Percebe-se que na realidade robô e ciborg são conceitos diferentes,
embora de natureza semelhante. E foi desta proximidade que o cinema e a mídia
criaram o pensamento que hoje se tornou popular e digamos "verídico".
Mas a ideia, apesar de deturpada, está caminhando de encontro com a evolução
da humanidade.
O homem vem destruindo o planeta onde sempre morou e a si mesmo. Desenvolveu
a poluição, em suas diversas formas; promove o consumo exagerado,
descontrolado, motivado por uma industrialização e por um capitalismo
selvagem que ele mesmo estimulou a crescer e não consegue mais controlar;
com suas pesquisas científicas desencadeou doenças que se proliferam,
difíceis de debelar, que acabam por fazer milhares de vítimas;
atua na destruição de valores vegetais e minerais, ato que reflete
nos ecossistemas, levando à extinção de espécies;
e de forma contundente, sua ação consumista reflete na natureza,
ocasionando severas mudanças ambientais, que geram tempestades, tornados,
furacões, maremotos, terremotos, inundações, desequilíbrios
ambientais causadores de destruição e de milhares de mortes.

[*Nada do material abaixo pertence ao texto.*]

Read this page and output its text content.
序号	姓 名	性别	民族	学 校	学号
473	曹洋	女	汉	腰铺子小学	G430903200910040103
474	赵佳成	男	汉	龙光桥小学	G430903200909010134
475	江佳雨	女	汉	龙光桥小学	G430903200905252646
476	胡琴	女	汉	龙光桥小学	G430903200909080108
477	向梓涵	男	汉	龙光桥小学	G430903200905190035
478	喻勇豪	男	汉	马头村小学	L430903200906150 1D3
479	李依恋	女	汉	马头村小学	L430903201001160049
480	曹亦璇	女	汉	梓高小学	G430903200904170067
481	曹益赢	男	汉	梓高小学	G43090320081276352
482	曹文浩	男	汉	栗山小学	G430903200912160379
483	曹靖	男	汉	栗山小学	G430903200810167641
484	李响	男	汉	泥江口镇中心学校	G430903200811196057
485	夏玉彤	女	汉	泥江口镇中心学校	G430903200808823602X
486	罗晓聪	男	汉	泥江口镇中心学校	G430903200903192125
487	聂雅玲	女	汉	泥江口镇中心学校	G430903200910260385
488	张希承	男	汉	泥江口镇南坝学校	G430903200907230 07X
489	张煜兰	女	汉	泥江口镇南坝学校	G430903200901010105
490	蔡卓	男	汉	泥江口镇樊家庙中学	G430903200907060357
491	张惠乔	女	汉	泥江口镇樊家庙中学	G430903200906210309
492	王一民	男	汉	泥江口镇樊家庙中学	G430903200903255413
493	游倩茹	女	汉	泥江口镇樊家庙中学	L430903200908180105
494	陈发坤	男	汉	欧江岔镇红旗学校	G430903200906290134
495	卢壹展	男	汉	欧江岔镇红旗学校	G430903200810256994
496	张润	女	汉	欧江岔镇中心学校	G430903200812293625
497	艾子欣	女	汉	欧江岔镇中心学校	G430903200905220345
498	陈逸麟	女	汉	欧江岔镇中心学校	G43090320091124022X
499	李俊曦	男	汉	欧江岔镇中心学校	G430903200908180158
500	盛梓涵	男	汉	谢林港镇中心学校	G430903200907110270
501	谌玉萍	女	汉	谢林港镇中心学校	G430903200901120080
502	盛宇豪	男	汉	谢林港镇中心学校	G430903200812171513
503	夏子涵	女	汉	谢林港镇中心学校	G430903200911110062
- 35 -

O homem admite seu erro, parcialmente, mas não quer assumi-lo, não
quer mudar sua conduta para não perecer sobre a própria avareza,
sobre sua ganância irrefreável. No momento que se percebeu a tragédia,
que ocorre paulatinamente, surgiu uma mentalidade que conhecemos por desenvolvimento
sustentável ou apenas sustentabilidade. A sustentabilidade é uma
maneira de permitir o provimento das necessidades da geração atual
sem comprometer as condições do provimento das gerações
futuras. Viver e crescer de forma comedida e planejada, visando preservar a
natureza e os ecossistemas, agindo na manutenção indefinida de
seus valores. A sustentabilidade se preocupa e luta para que o homem e a natureza
não venham a perecer depois de tanto se conquistar, de tanto se construir.
Ela luta para que isso não venha a acontecer. E caso a humanidade não
mude sua conduta, sua mentalidade e princípios, acabaremos tornando real
a ideia ficcional de hoje, de um mundo dominado por máquinas semelhantes
fisicamente ao homem, dotadas de inteligência artificial, uma entidade
homem-máquina, que poderá vê-lo no futuro como algo inferior,
mas importante sob o aspecto da preservação ambiental. Afinal
máquinas inteligentes, como o homem, pensarão como, da maneira
no futuro. Parece fantasia? Nem tanto assim.